Programming. Probably more fun than you think.
I used to be a programmer.
Wait, come back. I’ll try to make this interesting.
Over the past decade I’ve coded websites to sell things both useless and useful. To matchmake lonely hearted singles, educate university students and deliver workplace training. I’ve coded spy games for children, sprawling eLearning systems, dinky little novelty sites. And (sorry) countless advertising emails.
These days I’m more of what you might call a dabbler but I still like to dive in and write some code when opportunity arises. Whenever I do, I’m reminded of just how wonderful it is to be immersed within the buzzing, humming universe of an evolving computer program. People who don’t code rarely expect this but for all of its technical rules and structural discipline, programming at its heart is a richly creative activity.
It’s a common misconception to think that programming and creativity are worlds apart. The assumption is grounded in a fundamental but incomplete truth: A computer program is an exacting set of instructions for a very dumb machine. This, or something like it, is the standard definition. There is no room for imprecision in software. No place for double-meanings or subtext.
But the way coders develop these precise systems is not a direct one. No two programmers will ever produce identical code, not even if the final software appears from the outside to be the same. Give ten novelists a plot summary and they will each write you a different story. Give ten programmers a functional specification and each one will produce something unique, an expression of their own voice as a programmer.
It helps if you forget about the purely functional definition of software as an end product. Instead, consider programming as a process. An architect may ultimately produce a set of blueprints, but to arrive at them requires consideration of space, harmony, light, materials, purpose, environment. The blueprints, as unflinchingly technical and mathematically precise as they may be, are the result of a deeply creative process. In the same fashion, programming is not really the practice of writing lines of code. It is the art of taking big, intractable problems and breaking them down into ever smaller ones which can be understood, explained and then carefully assembled into a living, breathing work of art.
Software is poetry. It’s the expression of ideas in the most elegant form a programmer can devise. Like a writer who chews the texture of words, rolls them against the tongue, seeks out the just-right way to tell each part of their tale, a programmer creatively employs structure and syntax of language to address problems, to arrange the sequence in which they are solved, assemble them into a story.
When you’re programming there are moments of sublime focus. At a practical level you’re writing a list of instructions, stepping line-by-line through the solution for a single current task amongst the thousands which collectively make up a computer program. The syntax rattles off the keyboard as easily and automatically as your lips and tongue shape words in conversation. But while this mechanical, mundane act is happening there is something magical, something wonderful, taking place deeper in your brain. You can see the system you’re building, the scope of it. The relationship between each piece of data, the functions that process information, the flow of information as your code corrals it down this pathway here, assesses its value at that intersection over there, re-routes it for processing in a factory you’ve purpose-built. It’s not lines of code on a screen, it’s as real and physical as a sprawling city.

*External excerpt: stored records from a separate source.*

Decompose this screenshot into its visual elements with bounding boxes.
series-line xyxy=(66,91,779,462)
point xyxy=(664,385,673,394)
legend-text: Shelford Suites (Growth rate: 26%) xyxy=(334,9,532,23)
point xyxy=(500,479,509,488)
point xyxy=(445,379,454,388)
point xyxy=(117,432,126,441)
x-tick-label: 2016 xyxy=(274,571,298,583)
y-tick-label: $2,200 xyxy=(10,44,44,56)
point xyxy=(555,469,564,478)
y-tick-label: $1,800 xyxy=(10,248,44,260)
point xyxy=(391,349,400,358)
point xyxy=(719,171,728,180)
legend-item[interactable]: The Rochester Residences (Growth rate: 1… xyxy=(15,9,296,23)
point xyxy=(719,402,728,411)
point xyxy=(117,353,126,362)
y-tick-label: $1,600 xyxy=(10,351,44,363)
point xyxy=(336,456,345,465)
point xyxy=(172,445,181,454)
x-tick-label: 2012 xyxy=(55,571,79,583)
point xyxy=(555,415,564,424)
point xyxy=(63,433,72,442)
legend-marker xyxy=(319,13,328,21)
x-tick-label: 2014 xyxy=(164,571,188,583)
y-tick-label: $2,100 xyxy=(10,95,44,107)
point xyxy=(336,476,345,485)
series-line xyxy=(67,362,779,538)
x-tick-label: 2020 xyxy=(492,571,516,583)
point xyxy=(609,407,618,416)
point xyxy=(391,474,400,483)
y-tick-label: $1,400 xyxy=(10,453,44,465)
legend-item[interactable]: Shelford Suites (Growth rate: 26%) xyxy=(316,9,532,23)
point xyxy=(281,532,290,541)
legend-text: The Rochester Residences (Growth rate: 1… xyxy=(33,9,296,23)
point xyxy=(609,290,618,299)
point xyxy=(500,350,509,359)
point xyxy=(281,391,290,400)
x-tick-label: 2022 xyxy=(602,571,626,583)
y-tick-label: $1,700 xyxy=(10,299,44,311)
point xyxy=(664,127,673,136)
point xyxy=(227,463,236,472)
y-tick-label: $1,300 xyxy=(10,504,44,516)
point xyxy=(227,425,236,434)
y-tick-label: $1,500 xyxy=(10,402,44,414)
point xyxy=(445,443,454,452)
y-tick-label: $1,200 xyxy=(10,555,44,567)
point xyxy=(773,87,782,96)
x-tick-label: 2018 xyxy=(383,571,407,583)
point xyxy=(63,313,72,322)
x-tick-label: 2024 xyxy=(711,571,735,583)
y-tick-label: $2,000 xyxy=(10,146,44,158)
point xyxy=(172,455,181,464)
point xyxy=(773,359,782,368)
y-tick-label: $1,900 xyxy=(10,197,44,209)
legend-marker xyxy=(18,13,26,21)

The thrill of this is hard to explain. It’s an act of creativity that ignites you. You’re holding dozens of threads simultaneously in your mind, like a writer simultaneously juggling the broad macroscopic concerns of plotlines, character arcs and pace with the minutiae of sentence structure, the rhythm of three syllables vs two, weighing the beat of a comma against the finality of a full stop. The largest and smallest of scales collide and you are lost within it, completely absorbed by it. And it’s electric.
This is why I programmed for so long. Why I still return to it now and then. To find each time those same fizzing sparks of magic that i get when I compose a photograph, write a satisfying sentence, disappear inside a book or close my eyes and let a piece of music fold itself around me. It’s not because I’m a geek (although, let’s be honest, I am). It’s because I find no greater joy in the all the world than to create or lose myself in something beautiful.